Prauscello introduces the scene between Odysseus and Nausicaa in Book 6 of the Odyssey, and draws the connections between Polyphemus and Nausicaa, and Galatea. Polyphemus and Nausicaa have an unrequited love for Galatea and Odysseus respectively; Polyphemus dreams of the day he will woo Galatea over, and Nausicaa dreams at the notion of marrying Odysseus. Prauscello contrasts Polyphemus' desire with Nausicaa’s by explaining Polyphemus’ mindset to be more superficial; the Cyclops does not share a matrimonial view with Galatea, where as Nausicaa arguably does, as she idols Odysseus.

According to Kelly, Polyphemus can be compared to Homer's version of the Cyclops as a solitary, lonely individual; in Idyll XI, Polyphemus alerts the reader of his thoughts through songs and comes off as a sensible, emotional and realistic person. When comparing Idyll XI and VI, the two poems illustrate a reverse of character roles; Id. 11 depicts Polyphemus as acknowledging his failure in wooing Galatea, but Id. 6 characterizes Polyphemus as a little more passive, and ironically, Galatea pursuing him.

A.S.F. Gow has criticized the inclusion of the narrative framing as part of the Idyll proper. He argued that such framework creates a contradiction, as "song" is depicted as both the solution, and one of the symptoms of Polyphemus' problem (line 13). In order to reconcile such a contradiction, Gow recommends omitting parts of the address to Nicias. Farr et al. argue that the contradicting songs actually represent two different states of Polyphemus' love. In lines 13–16, he is singing in order to woo Galatea, whereas in lines 17–18, he has changed locations, and now is singing his cure.

Edward W. Spofford describes the concluding lines as being an "implicit contrast between a cultured society and ... a primitive one." Spofford's remark is part of a series of comparisons between Polyphemus and Theocritus; he is trying to prove Theocritus' choice of illustration valid.
In order to convey the appropriate message to his friend regarding love, Theocritus must make it clear that there is something to be learned from Polyphemus' example; he does this by referring to the Cyclops as his "countryman," and removes him from the Homeric monster by making him enter adulthood.

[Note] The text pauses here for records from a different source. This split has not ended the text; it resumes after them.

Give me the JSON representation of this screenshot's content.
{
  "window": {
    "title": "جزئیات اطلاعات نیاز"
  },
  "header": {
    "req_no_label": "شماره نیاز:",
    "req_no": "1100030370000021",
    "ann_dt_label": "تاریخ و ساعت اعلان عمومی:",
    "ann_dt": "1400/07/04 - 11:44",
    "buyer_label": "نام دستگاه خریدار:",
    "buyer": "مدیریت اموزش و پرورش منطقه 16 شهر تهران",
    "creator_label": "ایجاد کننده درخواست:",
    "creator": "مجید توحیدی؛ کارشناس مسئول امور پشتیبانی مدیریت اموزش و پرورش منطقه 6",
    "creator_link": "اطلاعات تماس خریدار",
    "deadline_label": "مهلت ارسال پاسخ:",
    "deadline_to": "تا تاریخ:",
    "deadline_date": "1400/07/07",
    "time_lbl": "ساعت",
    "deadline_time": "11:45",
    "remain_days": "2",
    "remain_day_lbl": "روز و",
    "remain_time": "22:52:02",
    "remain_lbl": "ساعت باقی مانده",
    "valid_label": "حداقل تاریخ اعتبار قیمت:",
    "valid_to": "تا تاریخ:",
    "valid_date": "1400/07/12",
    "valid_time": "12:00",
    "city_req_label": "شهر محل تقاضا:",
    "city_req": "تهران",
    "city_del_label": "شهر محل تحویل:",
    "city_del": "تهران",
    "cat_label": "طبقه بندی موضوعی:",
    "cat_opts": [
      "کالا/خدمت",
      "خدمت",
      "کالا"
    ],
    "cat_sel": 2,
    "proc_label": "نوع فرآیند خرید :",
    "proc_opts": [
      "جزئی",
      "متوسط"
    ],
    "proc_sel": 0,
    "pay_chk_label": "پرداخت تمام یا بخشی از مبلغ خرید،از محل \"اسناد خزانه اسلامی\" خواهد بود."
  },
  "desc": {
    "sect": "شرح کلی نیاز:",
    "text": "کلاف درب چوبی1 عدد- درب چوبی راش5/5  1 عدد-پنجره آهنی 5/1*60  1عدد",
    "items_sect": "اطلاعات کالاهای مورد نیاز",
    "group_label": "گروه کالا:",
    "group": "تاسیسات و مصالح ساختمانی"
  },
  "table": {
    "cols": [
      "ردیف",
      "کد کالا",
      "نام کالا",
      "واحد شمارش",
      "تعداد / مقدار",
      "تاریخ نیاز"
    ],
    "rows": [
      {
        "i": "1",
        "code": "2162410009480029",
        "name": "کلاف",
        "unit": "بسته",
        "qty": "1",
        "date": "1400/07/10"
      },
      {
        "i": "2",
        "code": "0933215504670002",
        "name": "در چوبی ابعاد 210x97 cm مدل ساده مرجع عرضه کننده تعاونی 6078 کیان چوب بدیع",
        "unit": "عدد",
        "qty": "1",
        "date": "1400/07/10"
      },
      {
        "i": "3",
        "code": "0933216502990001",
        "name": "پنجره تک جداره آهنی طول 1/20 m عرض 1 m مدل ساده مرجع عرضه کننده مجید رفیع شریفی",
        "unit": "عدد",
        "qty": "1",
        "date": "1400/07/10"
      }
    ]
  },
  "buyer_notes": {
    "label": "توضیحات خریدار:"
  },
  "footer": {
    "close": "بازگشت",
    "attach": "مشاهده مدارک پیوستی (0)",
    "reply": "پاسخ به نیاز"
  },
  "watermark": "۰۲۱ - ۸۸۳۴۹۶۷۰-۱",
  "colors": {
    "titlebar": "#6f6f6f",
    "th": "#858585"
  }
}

Virgil imitates Idyll XI in Eclogue II. The subject of Virgil's poem is a supposedly rough and uncouth shepherd Corydon, who corresponds to the grotesque figure of the Cyclops in Theocritus' poem. Corydon is in love with an unattainable boy named Alexis, just as Galatea is unattainable by Polyphemos. (Corydon seems to be indiscriminate in his sexual preferences, since he compares and contrasts Alexis with previous love interests both male and female.) Corydon sings of his love for Alexis in what is at times nearly a word-for-word translation of Theocritus' Greek into elegant Latin verse, setting up a contrast, similar to that in Idyll XI, between the supposedly unlettered and artless shepherd and the exquisitely wrought stream of verse he sings. Unlike Idyll XI, Corydon's song is not set in a personalized frame; it is preceded by just a few lines setting up the context.

Idyll XI is also imitated, or more accurately parodied, by Ovid, Metamorphoses XIII 789ff., which tells the story of Galatea and Acis, her lover, and the Cyclops. The Cyclops, spurned by Galatea in favor of Acis, sings his charming and tender song, modeled on both Idyll XI and Eclogue II but drawn out to absurd length, and at the end suddenly announces that he is going to tear his rival Acis apart limb from limb. He proceeds to tear out a chunk of a mountain and hurls it at Acis, who is crushed (literally). The story is told by Galatea.